# Vector components

1. Oct 18, 2005

### th77

I have a problem that includes an acceleration vector 'a' located in the 3 quadrant and it makes an angle (theta) 30 degrees to the Negative Y axis.
The solution manual shows the the vector resolved like
a = (12.0 sin 30 m/s^2) i - (12.0 cos 30 m/s^2) j
Why take the sin of 30 for the x direction and the cos of 30 for y? I've always done it cos of x and sin of y.

2. Oct 18, 2005

### vanesch

Staff Emeritus

Because the angle is here defined differently than usual...

3. Oct 18, 2005

### whozum

The reason you flip them is because the reference angle is made with the y axis instead of the x.
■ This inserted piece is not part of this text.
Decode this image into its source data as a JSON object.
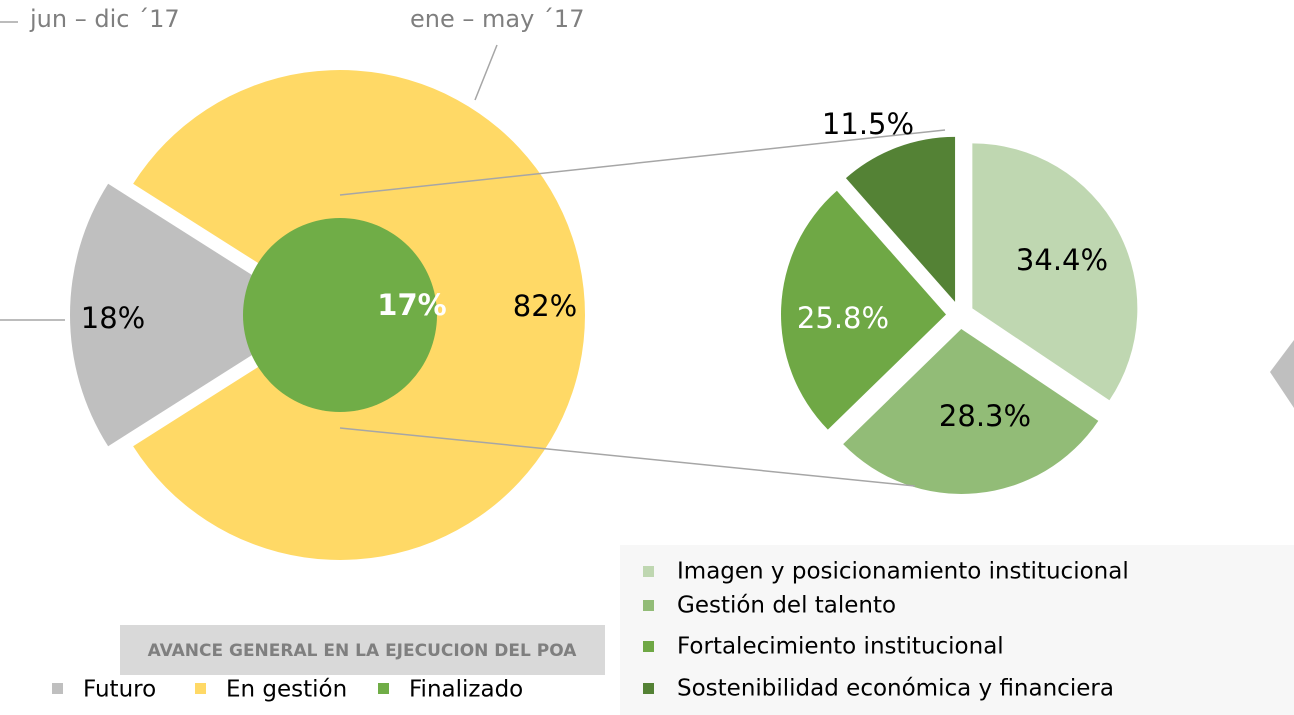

Usually we measure the angle from the x axis.. The reason it works when you flip then is due to the two properties of sin and cos:

$\sin(x-90) = \cos(x)$

$\cos(x-90) = \sin(x)$

4. Oct 18, 2005

### th77

Thanks!! That leands me to another question...
In this problem, the angle is 30 degrees with the negative axis so shouldn't cos 240 be equal to sin 30? They come to -0.5 and 0.5 respectively.

5. Oct 18, 2005

### vanesch

Staff Emeritus
You're turning in the wrong direction: 30 degrees starting from the negative Y axis (=270 degrees) gives you 300 degrees, not 240...

6. Oct 18, 2005

### th77

the vector is in the 3rd quadrant so isn't it 240?

7. Oct 18, 2005

### whozum

$\cos(240)$ measures the (60 deg) reference angle from the negative x axis in the third quadrant, where cosine is always negative. However if you are going to refer to the angle from hte positive x axis, then you are also taking $\sin(240)$ and not $\sin(30)$. Those relations are technically supposed to be used in the first quadrant, or just as a relative measure.